Valor econômico, v. 21, n. 5120, 04/11/2020. Brasil, p. A4

 

Governadores vão a Brasília e negociam alívio nas contas

Raphael Di Cunto

Lu Aiko Otta  

Marcelo Ribeiro

04/11/2020

 

 

Projeto de ajuda, compensação por Lei Kandir e verba de fundos setoriais devem ser votados logo

Governadores fizeram uma maratona de reuniões ontem em Brasília e acertaram um calendário para votar os projetos de recuperação fiscal dos Estados e a regulamentação da compensação pelas desonerações da Lei Kandir na Câmara dos Deputados e no Senado Federal. A expectativa deles é que isso dê fôlego para que a situação dos entes mais endividados não piore.

Nesse cronograma também entrará projeto do deputado Mauro Benevides (PDT-CE) para liberar R$ 177 bilhões parados em fundos setoriais para o governo federal pagar a conta dos programas de combate à pandemia, como o auxílio emergencial e o crédito para empresas. “Em vez de o governo se endividar mais, pode usar esse dinheiro”, disse o pedetista. A intenção é votar o projeto junto com o de recuperação dos Estados, logo após o primeiro turno da eleição municipal (em 15 de novembro).

O projeto dos Estados era conhecido como “Plano Mansueto”, mas foi ampliado em negociações. A mais urgente dessas mudanças é a suspensão da multa para quem descumpriu o teto de gastos, que proibiu o crescimento das despesas acima da inflação entre 2018 e 2019. Dos 20 Estados que aceitaram essa imposição para mudar o indexador de correção das dívidas com a União, 11 não seguiram a regra e serão cobrados em janeiro.

Benevides, que é relator desse projeto, disse que não isentará os governos estaduais do pagamento das multas, mas incluirá o valor no saldo da dívida, a ser pago de forma parcelada. Mas ainda assim haverá a exigência de manter o teto de gastos por mais três anos, de 2021 a 2023. O novo teto terá um “ajuste”: as despesas com saúde e educação ficarão atreladas à Receita Corrente Líquida (RCL) e não estarão mais sujeitas ao teto se a receita total crescer mais do que a inflação.

Os governadores de Goiás, Rio Grande do Sul e Minas Gerais também querem uma votação rápida para entrarem no Regime de Recuperação Fiscal, que permitiu ao Rio de Janeiro não pagar a dívida com a União por três anos em troca de um ajuste fiscal. O prazo do novo programa ainda está em discussão - Benevides quer oito anos e meio, com pagamentos crescente nesse período, enquanto os governadores pedem dez anos.

O governador de Goiás, Ronaldo Caiado (DEM), disse que o Estado está pagando suas contas com base em liminar do Supremo Tribunal Federal (STF) que suspendeu a dívida, mas que precisa do projeto para não quebrar a partir de 1º de janeiro. “Isso é o mais urgente”, disse.

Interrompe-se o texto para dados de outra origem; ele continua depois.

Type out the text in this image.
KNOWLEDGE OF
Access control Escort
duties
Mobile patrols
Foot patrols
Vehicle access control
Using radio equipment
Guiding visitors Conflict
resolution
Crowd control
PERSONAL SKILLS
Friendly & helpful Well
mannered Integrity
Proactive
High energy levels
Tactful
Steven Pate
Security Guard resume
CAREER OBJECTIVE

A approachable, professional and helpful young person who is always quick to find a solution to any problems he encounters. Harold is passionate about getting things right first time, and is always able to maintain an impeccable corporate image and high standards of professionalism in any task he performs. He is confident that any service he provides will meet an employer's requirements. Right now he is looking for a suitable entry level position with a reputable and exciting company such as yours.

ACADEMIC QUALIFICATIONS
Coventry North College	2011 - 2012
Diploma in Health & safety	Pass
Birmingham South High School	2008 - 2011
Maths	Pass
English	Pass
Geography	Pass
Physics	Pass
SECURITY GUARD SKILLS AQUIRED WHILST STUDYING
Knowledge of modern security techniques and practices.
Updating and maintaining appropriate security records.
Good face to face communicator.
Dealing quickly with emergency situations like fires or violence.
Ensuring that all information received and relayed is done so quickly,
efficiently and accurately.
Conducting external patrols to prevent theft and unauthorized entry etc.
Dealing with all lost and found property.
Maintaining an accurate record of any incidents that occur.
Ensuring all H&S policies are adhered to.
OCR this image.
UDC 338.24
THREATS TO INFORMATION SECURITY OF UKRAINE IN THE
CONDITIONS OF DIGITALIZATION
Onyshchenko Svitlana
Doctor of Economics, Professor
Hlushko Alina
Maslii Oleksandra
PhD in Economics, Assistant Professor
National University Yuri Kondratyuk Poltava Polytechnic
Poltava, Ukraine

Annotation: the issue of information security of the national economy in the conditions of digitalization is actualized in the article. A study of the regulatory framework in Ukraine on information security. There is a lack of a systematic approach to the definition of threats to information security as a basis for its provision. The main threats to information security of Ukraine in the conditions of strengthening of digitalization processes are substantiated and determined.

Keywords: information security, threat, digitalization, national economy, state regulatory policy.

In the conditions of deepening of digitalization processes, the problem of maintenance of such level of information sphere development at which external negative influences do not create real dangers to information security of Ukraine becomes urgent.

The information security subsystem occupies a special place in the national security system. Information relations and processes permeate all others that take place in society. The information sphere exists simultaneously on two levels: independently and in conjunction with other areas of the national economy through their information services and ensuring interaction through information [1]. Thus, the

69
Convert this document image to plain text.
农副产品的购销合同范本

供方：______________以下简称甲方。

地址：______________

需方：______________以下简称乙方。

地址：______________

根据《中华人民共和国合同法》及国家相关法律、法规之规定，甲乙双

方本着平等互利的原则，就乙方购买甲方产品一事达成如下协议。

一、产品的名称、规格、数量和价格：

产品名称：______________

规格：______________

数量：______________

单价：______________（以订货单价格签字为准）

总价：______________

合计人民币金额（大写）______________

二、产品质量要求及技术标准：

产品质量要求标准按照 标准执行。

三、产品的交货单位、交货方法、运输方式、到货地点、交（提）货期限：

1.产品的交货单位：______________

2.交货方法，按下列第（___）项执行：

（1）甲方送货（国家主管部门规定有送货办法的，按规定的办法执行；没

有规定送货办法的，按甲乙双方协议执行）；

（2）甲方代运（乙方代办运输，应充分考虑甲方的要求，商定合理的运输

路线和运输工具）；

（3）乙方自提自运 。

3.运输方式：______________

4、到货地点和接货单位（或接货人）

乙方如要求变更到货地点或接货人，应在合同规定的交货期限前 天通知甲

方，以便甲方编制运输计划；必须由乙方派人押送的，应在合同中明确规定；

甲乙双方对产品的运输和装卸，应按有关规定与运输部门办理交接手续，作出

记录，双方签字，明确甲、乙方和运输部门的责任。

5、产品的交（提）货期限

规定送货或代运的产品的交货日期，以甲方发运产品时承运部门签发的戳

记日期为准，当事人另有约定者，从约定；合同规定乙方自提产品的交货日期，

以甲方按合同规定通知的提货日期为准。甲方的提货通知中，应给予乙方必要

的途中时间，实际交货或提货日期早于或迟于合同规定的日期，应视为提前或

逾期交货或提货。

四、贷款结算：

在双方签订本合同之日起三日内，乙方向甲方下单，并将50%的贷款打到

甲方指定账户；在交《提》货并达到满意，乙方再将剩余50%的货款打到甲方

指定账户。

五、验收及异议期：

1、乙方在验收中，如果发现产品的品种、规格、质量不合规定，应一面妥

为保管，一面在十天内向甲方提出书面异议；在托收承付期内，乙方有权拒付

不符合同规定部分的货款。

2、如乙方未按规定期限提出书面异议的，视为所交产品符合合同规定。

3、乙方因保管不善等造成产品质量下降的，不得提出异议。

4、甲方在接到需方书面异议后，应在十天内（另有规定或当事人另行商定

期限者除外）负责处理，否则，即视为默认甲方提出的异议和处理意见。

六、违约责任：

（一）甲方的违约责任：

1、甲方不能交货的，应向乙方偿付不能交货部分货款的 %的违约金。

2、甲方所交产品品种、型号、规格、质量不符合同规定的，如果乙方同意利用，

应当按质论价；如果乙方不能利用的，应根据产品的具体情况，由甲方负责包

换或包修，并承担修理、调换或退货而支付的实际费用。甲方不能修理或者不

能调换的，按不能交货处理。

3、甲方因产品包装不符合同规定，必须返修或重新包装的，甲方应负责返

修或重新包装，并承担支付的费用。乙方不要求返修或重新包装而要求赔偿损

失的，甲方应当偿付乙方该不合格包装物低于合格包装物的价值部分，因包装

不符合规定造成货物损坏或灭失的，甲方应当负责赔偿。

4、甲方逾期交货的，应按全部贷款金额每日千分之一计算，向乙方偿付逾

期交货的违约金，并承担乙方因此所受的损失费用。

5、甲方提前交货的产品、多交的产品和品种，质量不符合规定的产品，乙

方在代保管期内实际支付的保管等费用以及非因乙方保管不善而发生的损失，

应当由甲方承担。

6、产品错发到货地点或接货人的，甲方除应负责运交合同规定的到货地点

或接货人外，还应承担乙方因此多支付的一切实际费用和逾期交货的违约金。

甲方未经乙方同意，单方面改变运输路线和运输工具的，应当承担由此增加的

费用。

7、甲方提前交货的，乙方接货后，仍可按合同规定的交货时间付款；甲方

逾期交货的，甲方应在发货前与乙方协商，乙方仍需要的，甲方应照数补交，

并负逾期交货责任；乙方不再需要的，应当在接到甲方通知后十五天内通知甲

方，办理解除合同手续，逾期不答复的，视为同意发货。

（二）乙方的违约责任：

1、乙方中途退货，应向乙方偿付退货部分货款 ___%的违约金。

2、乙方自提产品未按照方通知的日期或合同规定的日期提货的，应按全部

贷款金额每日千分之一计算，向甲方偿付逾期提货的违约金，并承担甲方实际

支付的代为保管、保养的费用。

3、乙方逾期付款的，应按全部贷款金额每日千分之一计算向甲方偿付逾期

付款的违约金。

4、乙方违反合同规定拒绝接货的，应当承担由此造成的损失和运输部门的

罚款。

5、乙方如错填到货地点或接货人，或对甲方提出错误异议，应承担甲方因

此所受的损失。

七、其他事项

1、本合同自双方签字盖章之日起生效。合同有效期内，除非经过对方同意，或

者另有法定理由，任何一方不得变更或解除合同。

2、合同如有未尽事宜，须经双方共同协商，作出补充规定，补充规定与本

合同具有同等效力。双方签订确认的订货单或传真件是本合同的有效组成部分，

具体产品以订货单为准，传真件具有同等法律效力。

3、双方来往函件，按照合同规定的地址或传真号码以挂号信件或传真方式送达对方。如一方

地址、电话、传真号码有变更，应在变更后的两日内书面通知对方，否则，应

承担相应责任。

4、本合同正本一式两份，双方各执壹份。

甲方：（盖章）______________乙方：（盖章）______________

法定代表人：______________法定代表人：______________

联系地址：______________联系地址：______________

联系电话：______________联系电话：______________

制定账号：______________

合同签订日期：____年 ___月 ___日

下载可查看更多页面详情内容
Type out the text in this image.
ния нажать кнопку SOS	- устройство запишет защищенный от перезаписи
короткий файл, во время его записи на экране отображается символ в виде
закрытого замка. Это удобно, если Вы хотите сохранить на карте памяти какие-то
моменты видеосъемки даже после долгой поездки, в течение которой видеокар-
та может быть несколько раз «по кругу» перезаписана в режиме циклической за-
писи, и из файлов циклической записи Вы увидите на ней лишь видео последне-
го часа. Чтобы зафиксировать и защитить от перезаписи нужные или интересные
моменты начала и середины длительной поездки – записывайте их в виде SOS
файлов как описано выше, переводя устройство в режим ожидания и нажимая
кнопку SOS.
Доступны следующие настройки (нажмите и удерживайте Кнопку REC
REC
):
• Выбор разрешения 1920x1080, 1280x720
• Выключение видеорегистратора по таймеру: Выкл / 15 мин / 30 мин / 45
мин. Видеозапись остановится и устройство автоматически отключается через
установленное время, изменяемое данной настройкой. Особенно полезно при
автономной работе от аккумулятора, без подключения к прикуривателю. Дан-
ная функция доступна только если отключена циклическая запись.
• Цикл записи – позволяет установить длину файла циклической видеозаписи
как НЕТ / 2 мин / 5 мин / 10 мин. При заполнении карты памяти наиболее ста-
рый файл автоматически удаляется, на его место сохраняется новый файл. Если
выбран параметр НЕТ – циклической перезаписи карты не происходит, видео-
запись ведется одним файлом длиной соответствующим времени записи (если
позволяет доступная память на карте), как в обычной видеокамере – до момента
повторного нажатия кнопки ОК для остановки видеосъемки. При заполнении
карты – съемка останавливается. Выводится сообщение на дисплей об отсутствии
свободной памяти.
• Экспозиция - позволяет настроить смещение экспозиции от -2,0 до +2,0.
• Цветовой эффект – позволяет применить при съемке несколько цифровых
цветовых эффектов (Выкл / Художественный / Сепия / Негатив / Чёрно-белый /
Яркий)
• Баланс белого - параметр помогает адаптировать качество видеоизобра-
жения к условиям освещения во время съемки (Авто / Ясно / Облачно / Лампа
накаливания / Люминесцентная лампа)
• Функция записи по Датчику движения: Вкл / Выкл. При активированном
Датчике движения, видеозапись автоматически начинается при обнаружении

O presidente do Senado, Davi Alcolumbre (DEM-AP), se comprometeu a pautar o projeto assim que a Câmara votar. Os deputados, porém, estão com a pauta trancada por outro projeto, que muda regras de cabotagem.

Além disso, o projeto de recuperação fiscal traz mudanças para todos os Estados. Os com nota de crédito A poderão ampliar sua margem para empréstimos, enquanto os com notas C e D terão acesso a crédito garantido pelo Tesouro, mas em troca precisarão cumprir três de sete contrapartidas de ajuste fiscal, como redução de subsídios e congelamento de salários dos servidores.

Um ponto de impasse com o Ministério da Economia é o pedido para que os Estados suspendem as dívidas com organismos internacionais. A União é avalista desses empréstimos e honraria os pagamentos, a um custo entre R$ 14 bilhões e R$ 16 bilhões. “A maior parte do projeto não contempla o Espírito Santo porque cumprimos o teto de gastos e estamos regulares com nossa dívida. Mas essa suspensão nos interessa. Temos contratos com o Banco Mundial e o Banco Interamericano e estamos conversando com o relator”, disse o governador Renato Casagrande (PSB).

Os governadores também acertaram a aprovação de projeto pelo Senado para regulamentar o acordo para compensar a Lei Kandir, intermediado pelo STF. A expectativa é que isso ocorra neste mês e ainda em 2020 seja feito um repasse de R$ 4 bilhões para Estados e municípios exportadores. Ao longo de 15 anos, o montante será de R$ 62 bilhões. “Há um alinhamento completo entre os governadores e o Ministério da Economia”, disse o secretário de Fazenda do Piauí, Rafael Fonteles.